You are viewing a plain text version of this content. The canonical link for it is here.
Posted to c-users@xerces.apache.org by jinesh kj <ji...@gmail.com> on 2007/12/04 07:35:08 UTC

converting XMLCh* in unicode to string

hi,

I have some doubts in this regard. I am having a program which reads the
text content of an XML element by getTextContent and i want to transcode it
to unicode. I have a simple doubt out of topic, like can i store the string
in std::string as other non unicode strings and use functions like find and
all?(basically i need to read the string word by word). Also
XMLString::transcode will transcode to native encoding i believe. If I use a
std::wstring, can i solve the problem?

regards

Jinesh K J

P.S: sorry, i know the question is more related to c++, if anyone know the
answers please  help me.

-- 
My Feelings,Expressions-
http://logbookofanobserver.blogspot.com

SMC : My computer, My language http://smc.org.in
സ്വതന്ത്ര മലയാളം കമ്പ്യൂട്ടിങ്ങ്, എന്റെ കമ്പ്യൂട്ടറിന് എന്റെ ഭാഷ

Re: converting XMLCh* in unicode to string

Posted by jinesh kj <ji...@gmail.com>.
Thank you for your reply dave. Can you please direct me to the discussion? I
checked the archives but can't identify the specific discussion.

regards

Jinesh K J

On 12/4/07, David Bertoni <db...@apache.org> wrote:
>
> jinesh kj wrote:
> > hi,
> >
> > I have some doubts in this regard. I am having a program which reads the
> > text content of an XML element by getTextContent and i want to transcode
> it
> > to unicode.
>
> String data in Xerces-C is encoded in UTF-16, so it's already Unicode
> data.
>
>   I have a simple doubt out of topic, like can i store the string
> > in std::string as other non unicode strings and use functions like find
> and
> > all?(basically i need to read the string word by word). Also
> > XMLString::transcode will transcode to native encoding i believe.
>
> Yes, XMLString::transcode() will transcode a string to the local code
> page,
> so it's not very helpful if you care about the fidelity of the data.  You
> can transcode UTF-16 to UTF-8 and store the UTF-8 bytes in std::string,
> but
> you may not be able to use all of std::string's member functions.  There
> was a very recent thread on the mailing list about this, so you should
> review the recent postings to the list.
>
> > If I use a std::wstring, can i solve the problem?
>
> Unlikely, unless your platform support UTF-16 for the wchar_t data type.
> Windows is the only platform that does this consistently.  Otherwise, you
> will probably have to fall back to std::vector<XMLCh>.
>
> Dave
>



-- 
My Feelings,Expressions-
http://logbookofanobserver.blogspot.com

SMC : My computer, My language http://smc.org.in
സ്വതന്ത്ര മലയാളം കമ്പ്യൂട്ടിങ്ങ്, എന്റെ കമ്പ്യൂട്ടറിന് എന്റെ ഭാഷ

Re: converting XMLCh* in unicode to string

Posted by David Bertoni <db...@apache.org>.
jinesh kj wrote:
> hi,
> 
> I have some doubts in this regard. I am having a program which reads the
> text content of an XML element by getTextContent and i want to transcode it
> to unicode.

String data in Xerces-C is encoded in UTF-16, so it's already Unicode data.

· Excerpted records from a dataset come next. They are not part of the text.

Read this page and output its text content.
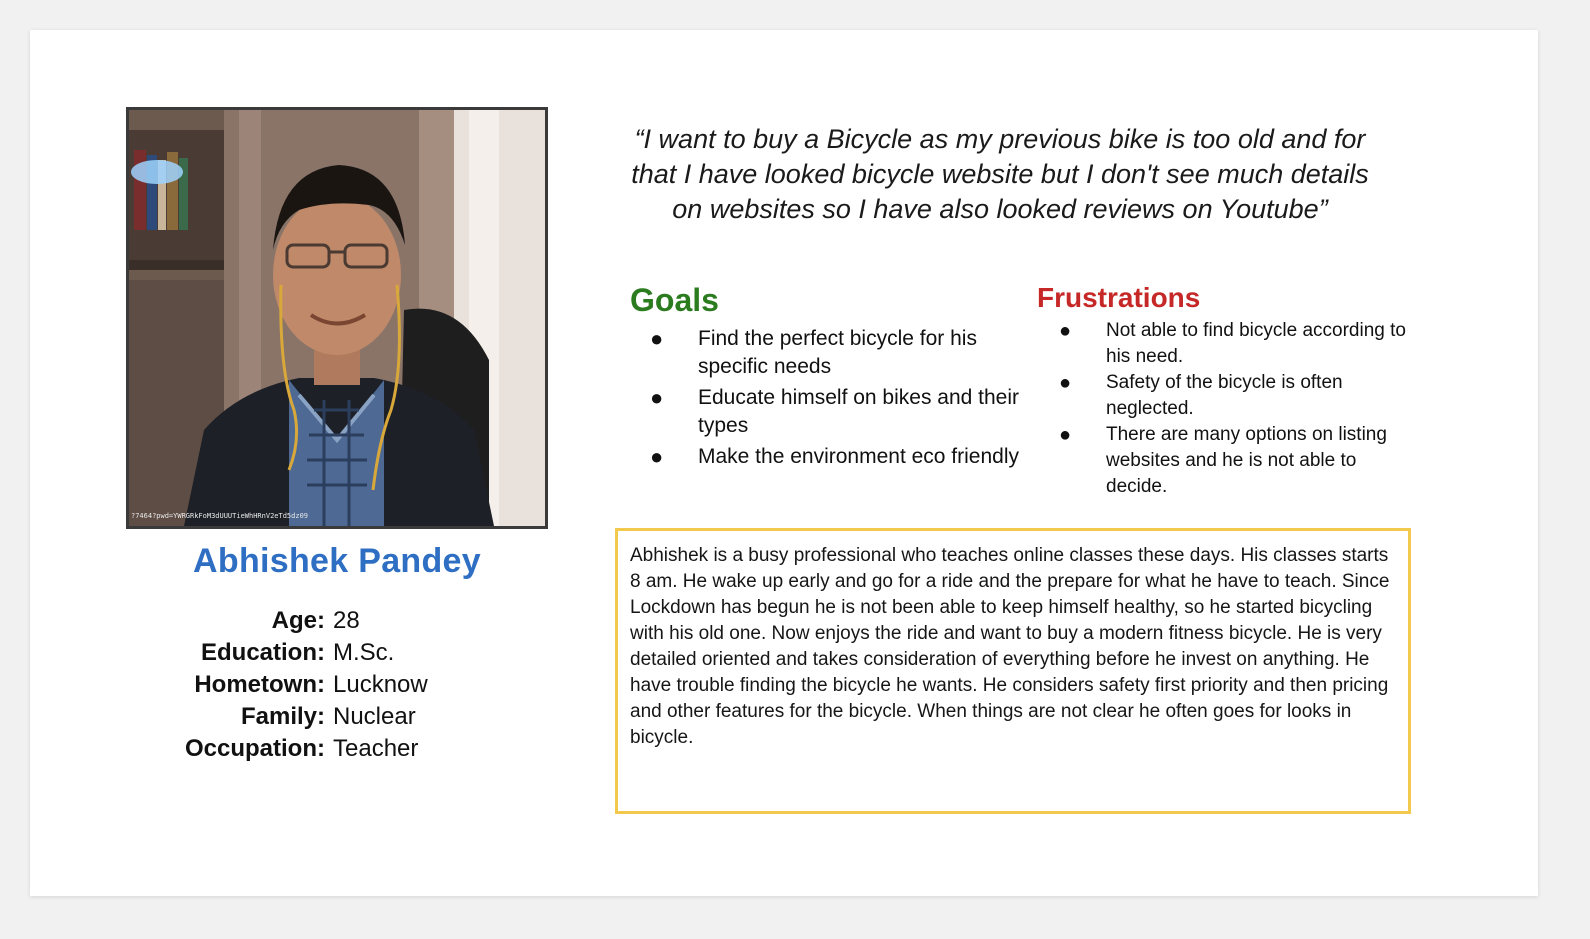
?7464?pwd=YWRGRkFoM3dUUUTieWhHRnV2eTd5dz09
Abhishek Pandey
Age: 28
Education: M.Sc.
Hometown: Lucknow
Family: Nuclear
Occupation: Teacher

“I want to buy a Bicycle as my previous bike is too old and for that I have looked bicycle website but I don't see much details on websites so I have also looked reviews on Youtube”

Goals
● Find the perfect bicycle for his specific needs
● Educate himself on bikes and their types
● Make the environment eco friendly
Frustrations
● Not able to find bicycle according to his need.
● Safety of the bicycle is often neglected.
● There are many options on listing websites and he is not able to decide.

Abhishek is a busy professional who teaches online classes these days. His classes starts 8 am. He wake up early and go for a ride and the prepare for what he have to teach. Since Lockdown has begun he is not been able to keep himself healthy, so he started bicycling with his old one. Now enjoys the ride and want to buy a modern fitness bicycle. He is very detailed oriented and takes consideration of everything before he invest on anything. He have trouble finding the bicycle he wants. He considers safety first priority and then pricing and other features for the bicycle. When things are not clear he often goes for looks in bicycle.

  I have a simple doubt out of topic, like can i store the string
> in std::string as other non unicode strings and use functions like find and
> all?(basically i need to read the string word by word). Also
> XMLString::transcode will transcode to native encoding i believe.

Yes, XMLString::transcode() will transcode a string to the local code page, 
so it's not very helpful if you care about the fidelity of the data.  You 
can transcode UTF-16 to UTF-8 and store the UTF-8 bytes in std::string, but 
you may not be able to use all of std::string's member functions.  There 
was a very recent thread on the mailing list about this, so you should 
review the recent postings to the list.

> If I use a std::wstring, can i solve the problem?

Unlikely, unless your platform support UTF-16 for the wchar_t data type. 
Windows is the only platform that does this consistently.  Otherwise, you 
will probably have to fall back to std::vector<XMLCh>.

Dave